Investigators have yet to determine what motivated 22-year-old Jared Lee Loughner, described by some as appearing to be mentally unstable, to allegedly open fire on the crowd outside the Tucson Safeway. However, so far there is no evidence that he has any ties to any political group
Dupnik took ABC News' Diane Sawyer on a tour today of the Safeway where six people were killed and 14 others, including Giffords, were injured.
Dupnik said eyewitnesses reported that the gun was about a foot away from Giffords' head when she was shot. The gunman then fired wildly and seemingly indiscriminately at the crowd of people.
"It's a matter of seconds," he said. "I'm told he was firing as fast he was capable of firing."
"He's trying to re-load when one of the individuals hits him over the head with a chair," he said, "and then people grab him and a lady grabs the magazine and at that point he is subdued."
Dupnik said he had been advised not to discuss Loughner's mental condition or his home life, but said, "I can tell you this is a somewhat dysfunctional family."
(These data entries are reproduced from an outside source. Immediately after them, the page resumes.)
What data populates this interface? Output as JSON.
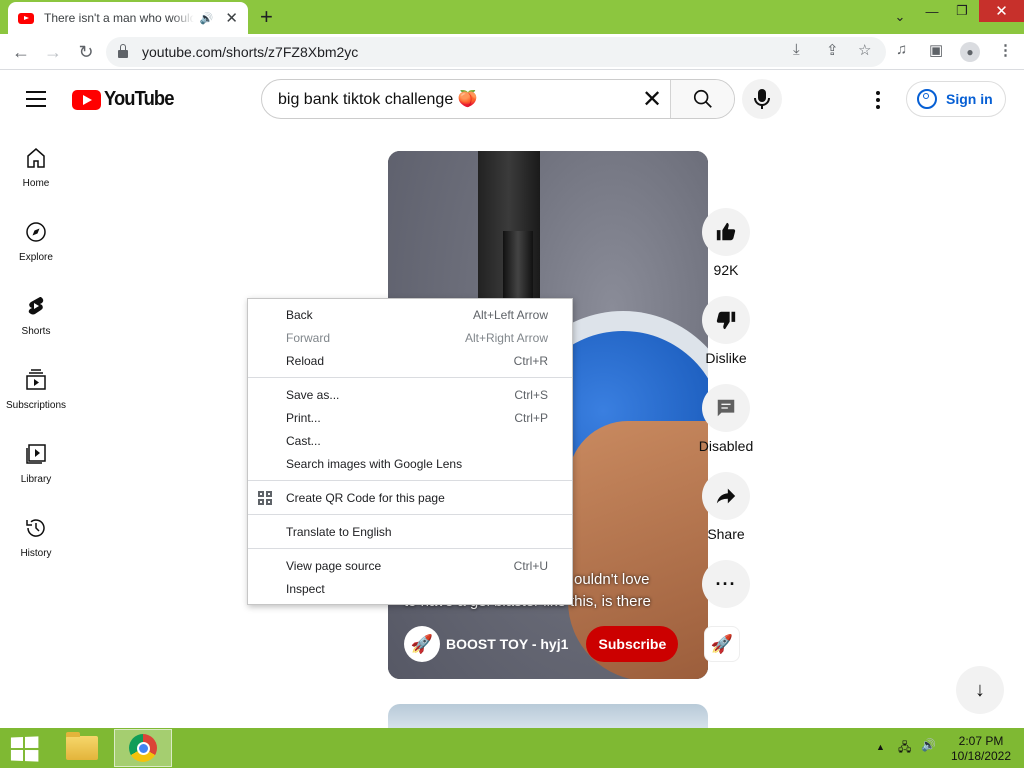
{
  "browser": {
    "tab_title": "There isn't a man who would",
    "url": "youtube.com/shorts/z7FZ8Xbm2yc"
  },
  "youtube": {
    "logo_text": "YouTube",
    "search_query": "big bank tiktok challenge 🍑",
    "signin_label": "Sign in",
    "guide": [
      {
        "label": "Home",
        "icon": "home-icon"
      },
      {
        "label": "Explore",
        "icon": "compass-icon"
      },
      {
        "label": "Shorts",
        "icon": "shorts-icon"
      },
      {
        "label": "Subscriptions",
        "icon": "subscriptions-icon"
      },
      {
        "label": "Library",
        "icon": "library-icon"
      },
      {
        "label": "History",
        "icon": "history-icon"
      }
    ],
    "video": {
      "caption_line1": "ouldn't love",
      "caption_line2": "to have a gel blaster like this, is there",
      "channel_name": "BOOST TOY - hyj1",
      "subscribe_label": "Subscribe"
    },
    "actions": {
      "likes": "92K",
      "dislike": "Dislike",
      "comments": "Disabled",
      "share": "Share"
    }
  },
  "context_menu": {
    "groups": [
      [
        {
          "label": "Back",
          "shortcut": "Alt+Left Arrow",
          "disabled": false
        },
        {
          "label": "Forward",
          "shortcut": "Alt+Right Arrow",
          "disabled": true
        },
        {
          "label": "Reload",
          "shortcut": "Ctrl+R",
          "disabled": false
        }
      ],
      [
        {
          "label": "Save as...",
          "shortcut": "Ctrl+S",
          "disabled": false
        },
        {
          "label": "Print...",
          "shortcut": "Ctrl+P",
          "disabled": false
        },
        {
          "label": "Cast...",
          "shortcut": "",
          "disabled": false
        },
        {
          "label": "Search images with Google Lens",
          "shortcut": "",
          "disabled": false
        }
      ],
      [
        {
          "label": "Create QR Code for this page",
          "shortcut": "",
          "disabled": false,
          "icon": "qr-code-icon"
        }
      ],
      [
        {
          "label": "Translate to English",
          "shortcut": "",
          "disabled": false
        }
      ],
      [
        {
          "label": "View page source",
          "shortcut": "Ctrl+U",
          "disabled": false
        },
        {
          "label": "Inspect",
          "shortcut": "",
          "disabled": false
        }
      ]
    ]
  },
  "taskbar": {
    "time": "2:07 PM",
    "date": "10/18/2022"
  },
  "colors": {
    "accent_green": "#8cc63f",
    "youtube_red": "#ff0000",
    "subscribe_red": "#cc0000",
    "signin_blue": "#065fd4"
  }
}
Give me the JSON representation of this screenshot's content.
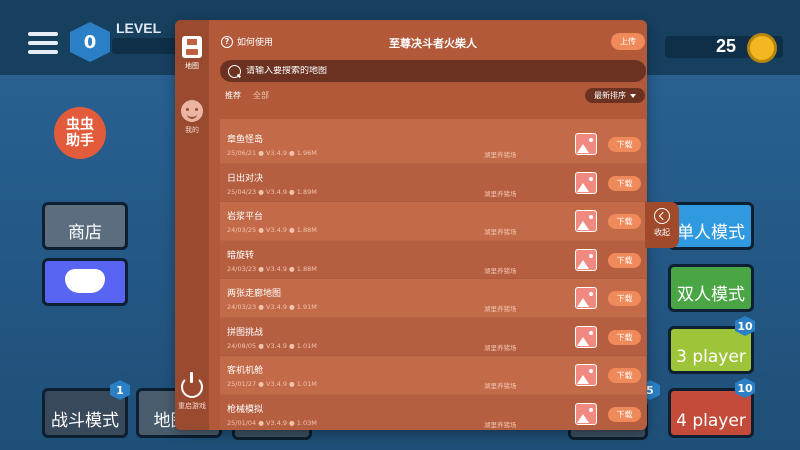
{
  "background": {
    "level_label": "LEVEL",
    "level_value": "0",
    "coins": "25",
    "logo_text": "虫虫\n助手",
    "buttons": {
      "shop": "商店",
      "battle": "战斗模式",
      "map": "地图编",
      "single": "单人模式",
      "double": "双人模式",
      "three_player": "3 player",
      "four_player": "4 player"
    },
    "badges": [
      "1",
      "10",
      "10",
      "5"
    ]
  },
  "sidebar": {
    "items": [
      {
        "label": "地图",
        "icon": "save-icon"
      },
      {
        "label": "我的",
        "icon": "face-icon"
      },
      {
        "label": "重启游戏",
        "icon": "power-icon"
      }
    ]
  },
  "header": {
    "howto": "如何使用",
    "title": "至尊决斗者火柴人",
    "upload": "上传"
  },
  "search": {
    "placeholder": "请输入要搜索的地图"
  },
  "filters": {
    "recommended": "推荐",
    "all": "全部",
    "sort": "最新排序"
  },
  "maps": [
    {
      "name": "章鱼怪岛",
      "meta": "25/06/21 ● V3.4.9 ● 1.96M",
      "author": "湖里养猪场",
      "action": "下载"
    },
    {
      "name": "日出对决",
      "meta": "25/04/23 ● V3.4.9 ● 1.89M",
      "author": "湖里养猪场",
      "action": "下载"
    },
    {
      "name": "岩浆平台",
      "meta": "24/03/25 ● V3.4.9 ● 1.88M",
      "author": "湖里养猪场",
      "action": "下载"
    },
    {
      "name": "暗旋转",
      "meta": "24/03/23 ● V3.4.9 ● 1.88M",
      "author": "湖里养猪场",
      "action": "下载"
    },
    {
      "name": "两张走廊地图",
      "meta": "24/03/23 ● V3.4.9 ● 1.91M",
      "author": "湖里养猪场",
      "action": "下载"
    },
    {
      "name": "拼图挑战",
      "meta": "24/08/05 ● V3.4.9 ● 1.01M",
      "author": "湖里养猪场",
      "action": "下载"
    },
    {
      "name": "客机机舱",
      "meta": "25/01/27 ● V3.4.9 ● 1.01M",
      "author": "湖里养猪场",
      "action": "下载"
    },
    {
      "name": "枪械模拟",
      "meta": "25/01/04 ● V3.4.9 ● 1.03M",
      "author": "湖里养猪场",
      "action": "下载"
    }
  ],
  "collapse_label": "收起",
  "colors": {
    "modal": "#b2593a",
    "accent": "#f08a5a",
    "sidebar": "#9a4a2e"
  }
}
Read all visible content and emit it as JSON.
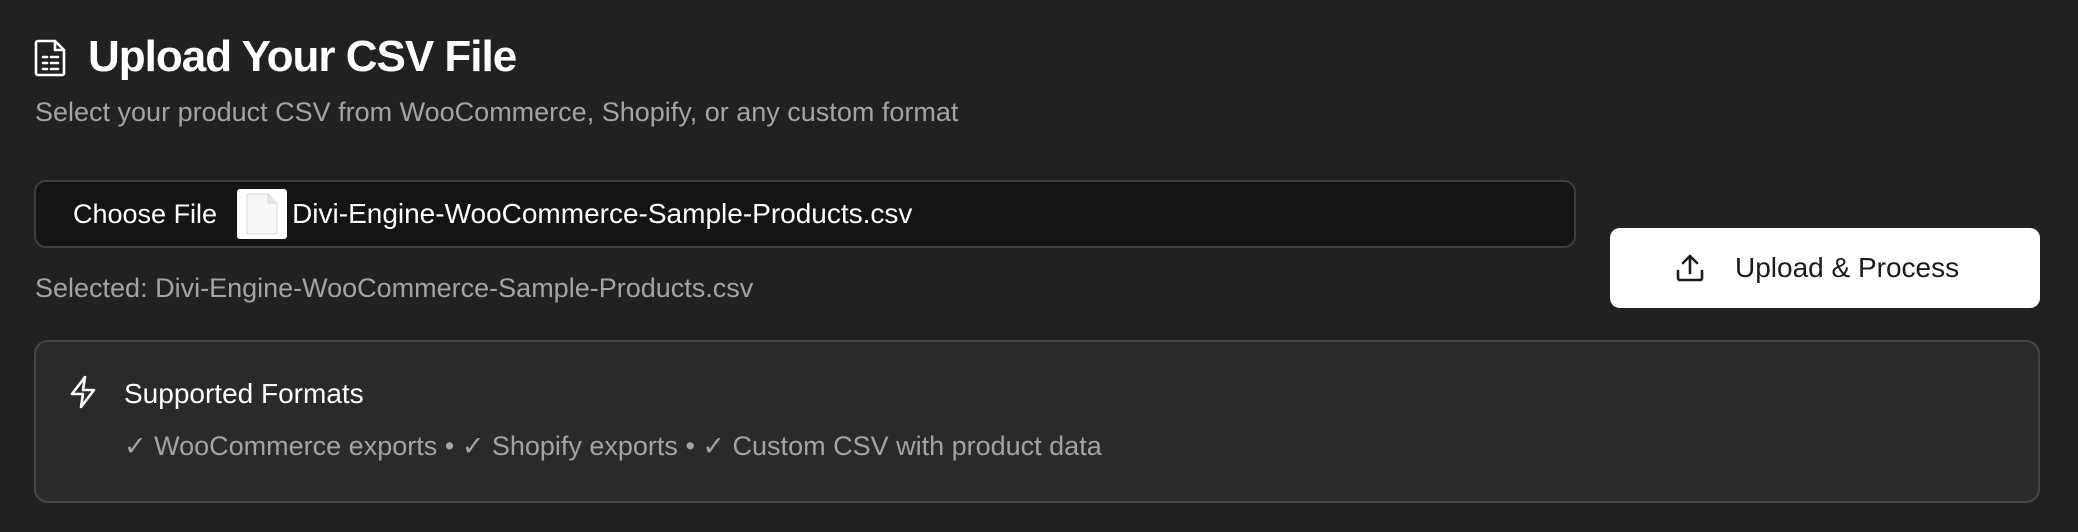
{
  "header": {
    "icon": "file-text-icon",
    "title": "Upload Your CSV File",
    "subtitle": "Select your product CSV from WooCommerce, Shopify, or any custom format"
  },
  "file_input": {
    "choose_label": "Choose File",
    "file_icon": "document-icon",
    "file_name": "Divi-Engine-WooCommerce-Sample-Products.csv",
    "selected_text": "Selected: Divi-Engine-WooCommerce-Sample-Products.csv"
  },
  "upload_button": {
    "icon": "upload-icon",
    "label": "Upload & Process"
  },
  "formats": {
    "icon": "lightning-icon",
    "title": "Supported Formats",
    "items": [
      "✓ WooCommerce exports",
      "✓ Shopify exports",
      "✓ Custom CSV with product data"
    ],
    "separator": "•"
  },
  "colors": {
    "background": "#212121",
    "card": "#2a2a2a",
    "input_bg": "#141414",
    "button_bg": "#ffffff",
    "muted_text": "#a4a4a4"
  }
}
Many have reported that Loughner behaved bizarrely in his community college classes, some even going to school officials in fear of their safety.
"All I can tell you is that teachers and fellow students were concerned about his bizarre behavior in class to the point where some of him were physically afraid of him," Dupnik said. "He was acting in very weird fashion to the point where they had several incidents with him to the point where law enforcement at Pima College got involved and they decided to expel him. And they did."
Dupnik maintains that it was Loughner's own demons, not his state's relatively lenient gun control laws, that caused the tragedy on Saturday.
"He could have purchased this gun in any state. It's not just Arizona," said Dupnik, who owns a gun. "There are too many people who have temper problems who have troubled personalities. This isn't an unusual individual. There are hundreds just like him in our community. And in every other community."
Sheriff Calls for National Commission on 'Civility'
Dupnik said he'd like to see the federal government establish some kind of commission to deal with civility in the United States and make recommendations about how to get it back.
"I don't have a problem with heated arguments," he said. "As a matter of fact you are kind of getting a little heat out of me now, and it is because I am very angry at what has transpired."
"Not because it's Tucson, Arizona, but because of two beautiful people -- one almost dead and one assassinated -- that were personal friends of mine," he said, speaking of Giffords and U.S. District Judge John Roll, "and outstanding individuals and public servants."
A moment of silence was led today on Capitol Hill by President Obama and First Lady Michelle Obama to pay tribute to the victims.
Police took Loughner into custody shortly after and charged him in the shooting. According to the sheriff, he has invoked his right to remain silent.
Dupnik has called Loughner a "loner" and "a very troubled individual."
A criminal complaint filed in federal court Sunday charges Loughner with one count of attempted assassination of a member of Congress, two counts of killing an employee of the United States and two counts of intent to kill employees of the United States.
Doctors today said Giffords' condition remained unchanged, that her brain swelling had not increased and that she continued to be able to follow "basic commands."
Giffords is one of eight people still hospitalized following the shooting and one of two still in the intensive care unit.
Police say they have evidence found at Loughner's house to indicate the attack was planned, including a letter that included the words "Giffords," "I planned ahead" and "my assassination."